クラスでも目立つタイプで、明るくて、距離感が近い。
「え、まあ……」
「すごーい! 今どき男子で? 料理できるのポイント高くない?」
正直、困った。
悪い人じゃない。でも注目されるのは苦手だ。
その時だった。
――ガタン。
椅子が乱暴に引かれる音。
空気が一気に冷える。
「……何してる」
黒瀬だった。
宮原は一瞬だけ固まって、それから愛想笑いを浮かべる。
「え? ちょっと話してただけだけど?」
「どいて」
短い。
低い。
そして、有無を言わせない声。
「黒瀬、言い方――」
「どいて」
同じ言葉なのに、二回目は完全に脅しだった。
宮原はさすがに察したらしく、肩をすくめて立ち上がる。
「はいはい。

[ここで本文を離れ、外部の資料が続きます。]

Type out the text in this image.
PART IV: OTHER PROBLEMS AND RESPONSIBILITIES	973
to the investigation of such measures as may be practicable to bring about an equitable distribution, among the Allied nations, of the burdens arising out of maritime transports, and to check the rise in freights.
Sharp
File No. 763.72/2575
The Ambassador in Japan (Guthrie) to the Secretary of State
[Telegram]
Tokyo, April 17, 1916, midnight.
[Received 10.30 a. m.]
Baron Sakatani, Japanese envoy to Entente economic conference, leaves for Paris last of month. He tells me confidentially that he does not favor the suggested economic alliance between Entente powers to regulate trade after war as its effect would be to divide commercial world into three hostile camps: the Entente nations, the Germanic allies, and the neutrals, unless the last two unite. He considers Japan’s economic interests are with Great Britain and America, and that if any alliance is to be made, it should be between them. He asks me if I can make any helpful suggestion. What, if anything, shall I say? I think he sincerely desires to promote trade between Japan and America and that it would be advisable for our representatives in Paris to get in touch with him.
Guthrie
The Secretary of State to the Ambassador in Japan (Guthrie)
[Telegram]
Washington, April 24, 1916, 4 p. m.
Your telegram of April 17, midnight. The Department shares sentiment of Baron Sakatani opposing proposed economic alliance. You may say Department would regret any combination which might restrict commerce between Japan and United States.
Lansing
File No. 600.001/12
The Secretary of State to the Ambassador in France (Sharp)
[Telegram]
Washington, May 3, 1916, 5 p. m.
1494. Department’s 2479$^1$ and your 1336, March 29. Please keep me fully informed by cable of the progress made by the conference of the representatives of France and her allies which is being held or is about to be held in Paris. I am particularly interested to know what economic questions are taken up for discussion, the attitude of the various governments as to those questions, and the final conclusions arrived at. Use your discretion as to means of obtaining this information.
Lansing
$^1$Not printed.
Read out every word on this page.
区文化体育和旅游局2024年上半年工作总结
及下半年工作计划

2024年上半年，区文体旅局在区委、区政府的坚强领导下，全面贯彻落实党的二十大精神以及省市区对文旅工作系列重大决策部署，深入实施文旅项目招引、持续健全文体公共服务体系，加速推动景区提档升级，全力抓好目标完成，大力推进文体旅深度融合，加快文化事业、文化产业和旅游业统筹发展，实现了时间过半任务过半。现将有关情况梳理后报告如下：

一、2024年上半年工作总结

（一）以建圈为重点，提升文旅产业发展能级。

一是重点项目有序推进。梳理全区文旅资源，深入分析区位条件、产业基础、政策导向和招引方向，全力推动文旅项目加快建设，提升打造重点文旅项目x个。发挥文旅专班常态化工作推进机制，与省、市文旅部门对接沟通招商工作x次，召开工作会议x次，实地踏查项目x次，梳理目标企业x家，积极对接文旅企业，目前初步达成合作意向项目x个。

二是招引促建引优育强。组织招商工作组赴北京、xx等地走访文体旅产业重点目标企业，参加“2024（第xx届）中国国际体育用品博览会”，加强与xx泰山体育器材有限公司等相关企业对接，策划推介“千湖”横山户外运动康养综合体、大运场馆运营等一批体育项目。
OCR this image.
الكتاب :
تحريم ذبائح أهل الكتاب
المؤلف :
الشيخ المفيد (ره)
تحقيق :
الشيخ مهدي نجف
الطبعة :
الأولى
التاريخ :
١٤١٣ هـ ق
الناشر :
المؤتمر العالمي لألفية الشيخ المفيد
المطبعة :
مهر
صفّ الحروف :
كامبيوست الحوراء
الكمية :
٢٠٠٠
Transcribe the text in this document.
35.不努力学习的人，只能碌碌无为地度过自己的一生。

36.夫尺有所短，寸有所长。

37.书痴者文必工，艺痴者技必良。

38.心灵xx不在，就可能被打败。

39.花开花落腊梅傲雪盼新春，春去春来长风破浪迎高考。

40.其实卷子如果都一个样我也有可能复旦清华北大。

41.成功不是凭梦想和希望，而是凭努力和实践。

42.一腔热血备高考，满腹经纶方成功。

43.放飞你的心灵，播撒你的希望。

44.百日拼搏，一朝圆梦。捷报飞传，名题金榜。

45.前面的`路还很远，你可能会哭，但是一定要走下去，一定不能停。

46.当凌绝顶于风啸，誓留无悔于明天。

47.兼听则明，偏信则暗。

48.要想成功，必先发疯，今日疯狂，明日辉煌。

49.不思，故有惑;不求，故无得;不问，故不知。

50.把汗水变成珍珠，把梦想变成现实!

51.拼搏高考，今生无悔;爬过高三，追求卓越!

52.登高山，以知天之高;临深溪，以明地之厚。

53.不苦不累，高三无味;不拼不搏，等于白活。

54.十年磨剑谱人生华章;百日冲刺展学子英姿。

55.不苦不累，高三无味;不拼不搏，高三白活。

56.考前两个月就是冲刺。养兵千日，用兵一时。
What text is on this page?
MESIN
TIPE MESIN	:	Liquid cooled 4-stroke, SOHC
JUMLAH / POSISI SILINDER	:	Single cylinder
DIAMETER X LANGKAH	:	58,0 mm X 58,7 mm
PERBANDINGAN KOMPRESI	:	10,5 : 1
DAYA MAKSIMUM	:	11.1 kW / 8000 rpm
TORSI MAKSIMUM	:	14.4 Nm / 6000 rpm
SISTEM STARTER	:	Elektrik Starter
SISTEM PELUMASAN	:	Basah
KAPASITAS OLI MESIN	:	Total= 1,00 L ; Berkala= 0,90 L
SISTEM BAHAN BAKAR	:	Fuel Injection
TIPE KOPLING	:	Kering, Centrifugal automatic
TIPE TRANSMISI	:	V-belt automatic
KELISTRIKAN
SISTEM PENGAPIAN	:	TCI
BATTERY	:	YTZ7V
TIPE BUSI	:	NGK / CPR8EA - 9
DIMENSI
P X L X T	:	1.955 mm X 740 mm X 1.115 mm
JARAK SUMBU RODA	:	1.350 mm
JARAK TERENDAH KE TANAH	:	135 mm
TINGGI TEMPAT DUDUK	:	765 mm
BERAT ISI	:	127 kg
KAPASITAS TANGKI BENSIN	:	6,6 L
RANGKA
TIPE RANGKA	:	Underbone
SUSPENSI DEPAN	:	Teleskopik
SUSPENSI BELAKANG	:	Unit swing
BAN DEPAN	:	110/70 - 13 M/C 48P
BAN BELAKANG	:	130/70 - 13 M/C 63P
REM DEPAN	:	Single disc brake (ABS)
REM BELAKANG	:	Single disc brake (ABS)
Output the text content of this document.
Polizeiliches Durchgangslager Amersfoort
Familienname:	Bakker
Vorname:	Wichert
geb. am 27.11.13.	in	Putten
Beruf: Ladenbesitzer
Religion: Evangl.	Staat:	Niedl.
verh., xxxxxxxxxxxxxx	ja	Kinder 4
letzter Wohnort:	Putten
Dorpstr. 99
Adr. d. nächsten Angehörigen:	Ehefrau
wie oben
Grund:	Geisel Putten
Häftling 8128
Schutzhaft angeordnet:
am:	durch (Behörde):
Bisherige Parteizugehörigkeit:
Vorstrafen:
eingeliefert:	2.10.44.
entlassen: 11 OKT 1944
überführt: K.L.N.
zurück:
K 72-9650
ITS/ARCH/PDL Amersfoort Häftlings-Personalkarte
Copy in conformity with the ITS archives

怖い怖い」
そう言い残して去っていった。
周囲がざわつく。
俺は心臓の音がうるさすぎて、何も言えなかった。
黒瀬は俺の隣の席に座る。
「……さっきの」
「え?」
「弁当」
「あ、あるけど」
「見せろ」
弁当箱を開けると、黒瀬は中を一瞥して――
なぜか、眉をひそめた。
「……誰に作った」
「俺だけど?」
「違う」
唐揚げを一つ、乱暴につまむ。
「さっきの女」
「え? 違う違う、あの人にあげるとかじゃ――」
言い切る前に、黒瀬が唐揚げを口に放り込んだ。
もぐ、もぐ。
「……ならいい」
「何が」
「近づくな」
「は?」
黒瀬は俺を見る。
睨んでいるようで、でも――どこか不安そうな目。
「お前は」
一瞬、言葉を探す間があって。
「……弁当作ってる時だけでいいから、俺のこと考えてろ」
――は?
思考が止まる。
「黒瀬、それどういう――」
「もういい」
そう言って、弁当箱を閉じる。
「明日も」
立ち上がりざま、低く言う。
「頼むから、他のやつに見せるな」
去っていく背中。
残された俺。
周囲は静まり返っている。
女子が一人話しかけただけで、
こんな反応、普通じゃない。
なのに。
――明日は、弁当箱を二段にしよう。
そう考えてしまう自分が、一番おかしい気がした。